Among all types of transplantation, Kidney transplants are the most common.
A kidney transplant is a surgical procedure in which a diseased kidney is replaced with a healthy kidney from a donor.
The kidneys are two bean-shaped organs located just below the rib cage on each side of the spine.
Each kidney is roughly the size of a fist.
The kidneys filter waste from the blood and remove it from the body through your urine.
They also help maintain your body's fluid and electrolyte balance.
When your kidneys lose their filtering ability, harmful levels of fluid and waste accumulate in your body, which can raise your blood pressure and result in kidney failure called End-stage Renal disease (ESRD).
End-stage renal disease occurs when the kidneys have lost about 90% of their ability to function normally.
A kidney transplant can help you avoid long-term reliance on dialysis. In comparison to dialysis, this can allow you to live a more active life.
Common causes of Kidney failure include.
Diabetes. Uncontrolled high blood pressure. Glomerulonephritis, which is inflammation of the kidney's filtering units.
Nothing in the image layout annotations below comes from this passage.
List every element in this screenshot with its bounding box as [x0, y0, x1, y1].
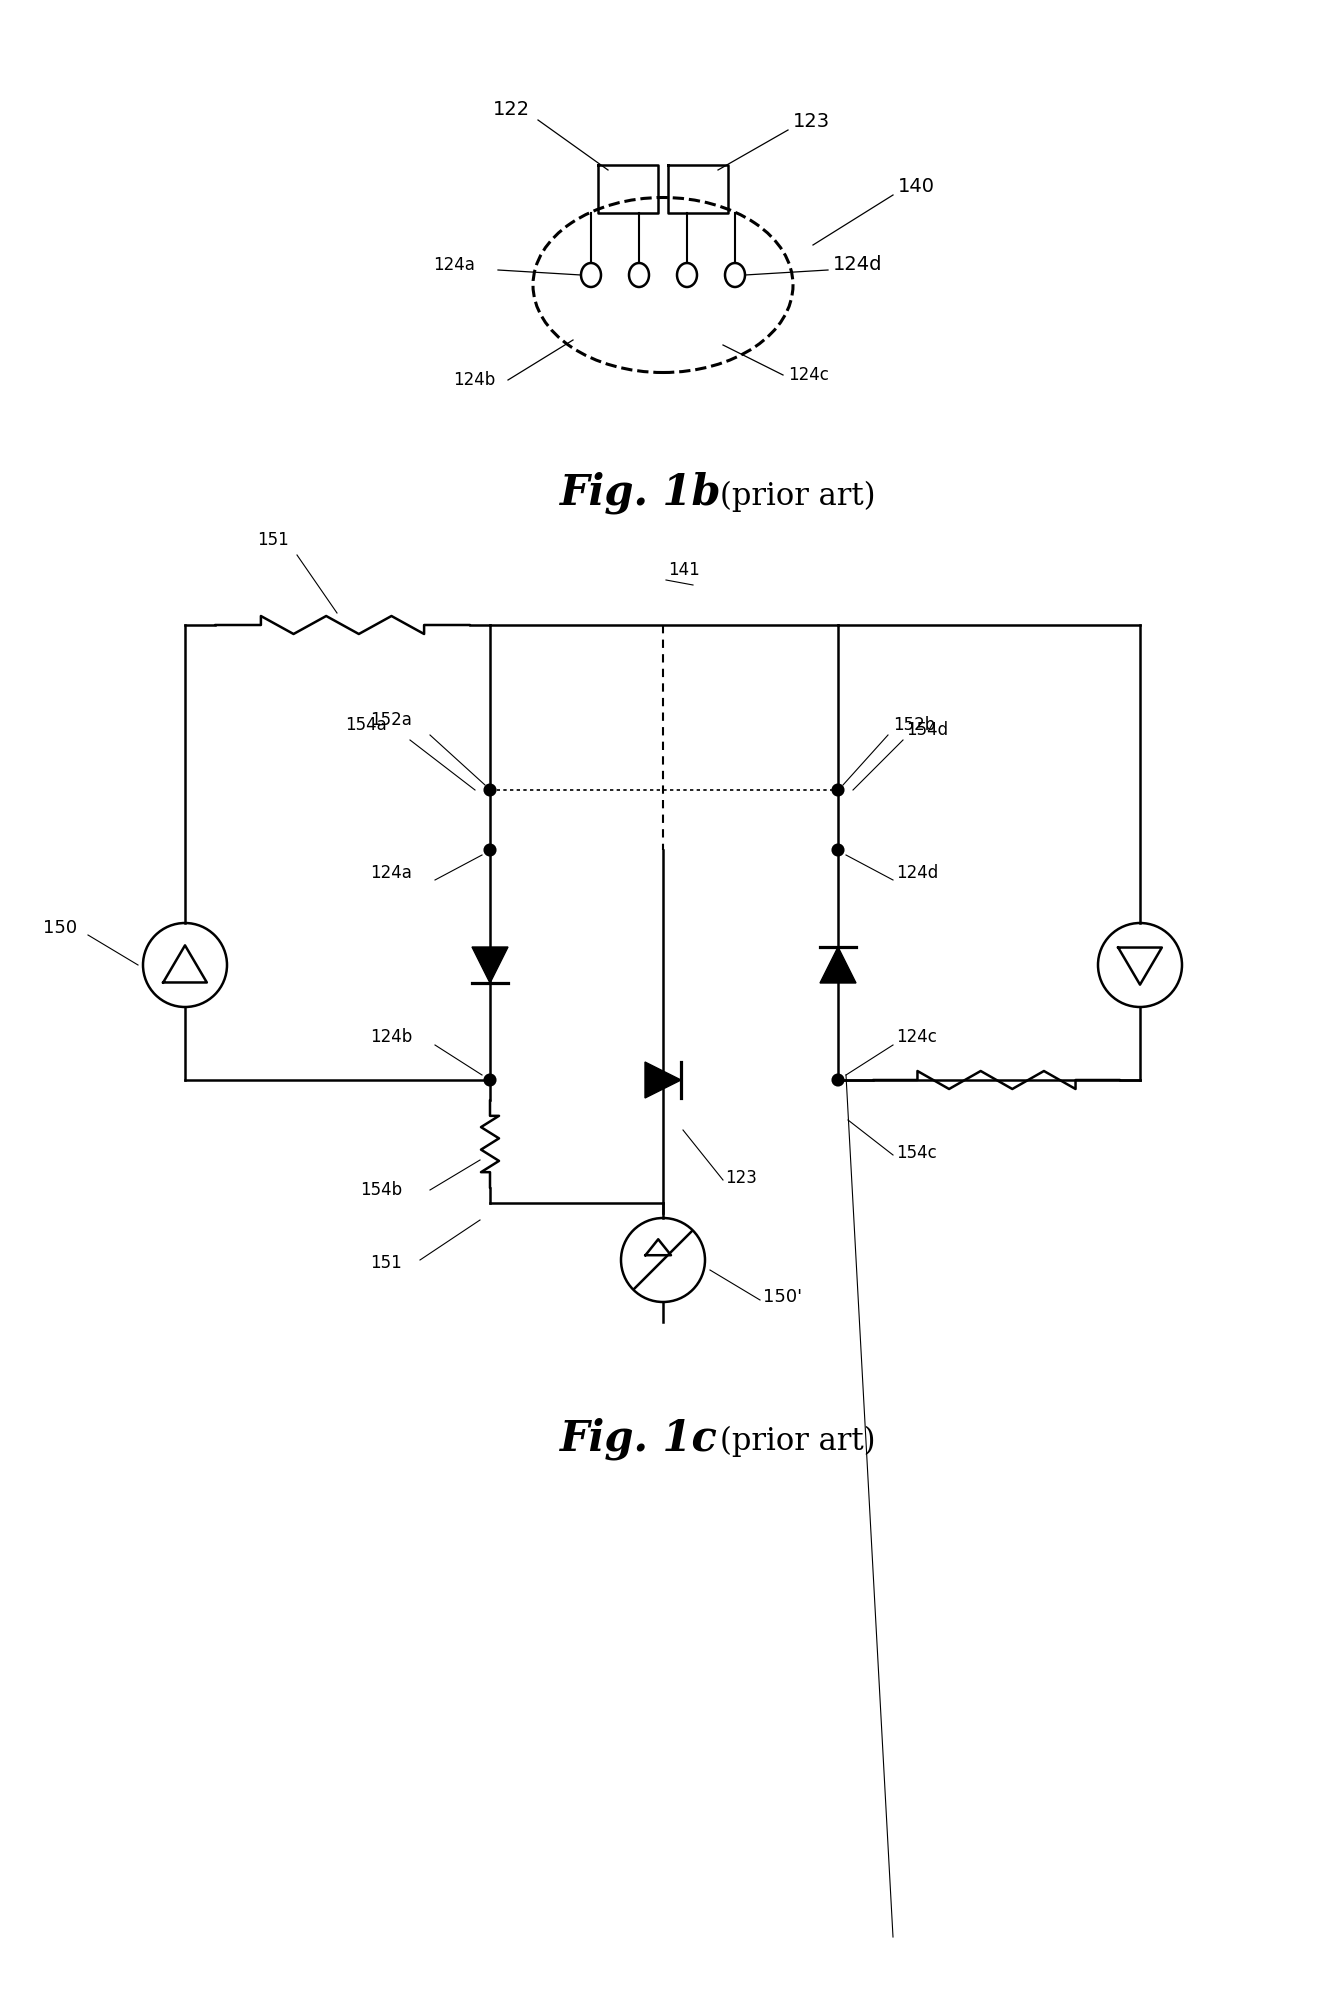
Text: 124b: 124b: [453, 371, 495, 389]
Text: 124c: 124c: [788, 365, 829, 383]
Text: Fig. 1c: Fig. 1c: [560, 1416, 718, 1460]
Text: 124d: 124d: [833, 255, 882, 273]
Text: (prior art): (prior art): [721, 1426, 876, 1456]
Text: 151: 151: [257, 531, 289, 549]
Text: 152b: 152b: [893, 716, 936, 734]
Circle shape: [484, 844, 495, 856]
Text: 150: 150: [42, 920, 77, 938]
Text: 151: 151: [370, 1255, 402, 1273]
Text: 123: 123: [725, 1169, 756, 1187]
Text: 152a: 152a: [370, 710, 411, 728]
Text: 124c: 124c: [896, 1027, 937, 1045]
Polygon shape: [472, 948, 508, 984]
Polygon shape: [645, 1061, 681, 1097]
Text: (prior art): (prior art): [721, 481, 876, 513]
Text: 154b: 154b: [360, 1181, 402, 1199]
Text: 124b: 124b: [370, 1027, 413, 1045]
Text: 140: 140: [898, 178, 936, 196]
Text: 122: 122: [494, 100, 529, 120]
Text: Fig. 1b: Fig. 1b: [560, 473, 722, 515]
Text: 123: 123: [794, 112, 831, 132]
Text: 124a: 124a: [370, 864, 411, 882]
Circle shape: [832, 844, 844, 856]
Text: 154c: 154c: [896, 1143, 937, 1161]
Text: 141: 141: [667, 561, 699, 579]
Circle shape: [484, 784, 495, 796]
Circle shape: [832, 1075, 844, 1085]
Circle shape: [484, 1075, 495, 1085]
Polygon shape: [820, 948, 856, 984]
Text: 154d: 154d: [906, 720, 947, 738]
Circle shape: [832, 784, 844, 796]
Text: 124d: 124d: [896, 864, 938, 882]
Text: 150': 150': [763, 1289, 802, 1307]
Text: 154a: 154a: [345, 716, 386, 734]
Text: 124a: 124a: [433, 255, 475, 273]
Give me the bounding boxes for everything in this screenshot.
Polycystic kidney disease. and Repeated urinary infections
People whose kidneys have failed usually undergo a treatment called dialysis.
This treatment mechanically filters waste that builds up in the bloodstream when the kidneys stop working. But Some people, whose kidneys have failed may qualify for a kidney transplant.
A kidney transplant can help you avoid long-term reliance on dialysis. In comparison to dialysis, this can allow you to live a more active life. However, kidney transplants aren't suitable for everyone. This includes people with:
Old age. Severe heart disease. Active or recently treated cancer. And Suffering from serious infections, such as tuberculosis. Bone infections. or hepatitis.
Who can donate the kidney?
Kidneys for transplantation come from two different sources. A living donor or a deceased donor.
A person getting a transplant most often gets just one kidney. Because the body can function perfectly well with just one healthy kidney, a family member with two healthy kidneys may choose to donate one of theirs to you. That person is called a living donor.
Receiving a kidney from a family member is a good option. It reduces the risk that your body will reject the kidney.
Deceased donors are people who have died, usually as the result of an accident rather than a disease. Either the donor or their family has chosen to donate their organs and tissues. Your body is more likely to reject a kidney from an unrelated donor.
Regardless of whether the kidney transplant is from a living or deceased donor. Special blood tests such as blood group, cross match, microbial infections, and tissue typing tests are required to match a donor kidney to the recipient.
So let us see what happens during the surgery.
Once all the tests are clear and the donor's kidney is ready for transplant, the procedure of transplantation started. A kidney transplant is done under general anesthesia. This involves giving you a medication that puts you to sleep during the surgery. The anesthetic will be injected into your body through an intravenous (IV) line in your hand or arm.
A tube will be inserted through your mouth, into your lungs. The tube will be attached to a ventilator that will breathe for you during the procedure. The surgical team monitors your heart rate, blood pressure, and blood oxygen level throughout the procedure.
Once you're asleep, your doctor makes an incision in your abdomen and places the donor kidney inside. The operation usually takes 2-4 hours. This type of operation is a heterotopic transplant, meaning the kidney is placed in a different location than the existing kidneys. Usually, A left donor kidney will be implanted on your right side; a right donor kidney will be implanted on your left side. This allows the ureter to be accessed easily for connection to your bladder.
The incision will be closed with stitches or surgical staples.
After the procedure.
If your kidney transplant is successful, your new kidney will filter your blood, and you will no longer need dialysis. However, you will spend several days to a week in the hospital, where doctors and nurses will check your condition.
You will be given a number of medications, including. Immunosuppressants, which help prevent your immune system from attacking and rejecting your new kidney.
The average lifespan of a transplanted kidney is 12-15 years, though some transplants will last longer.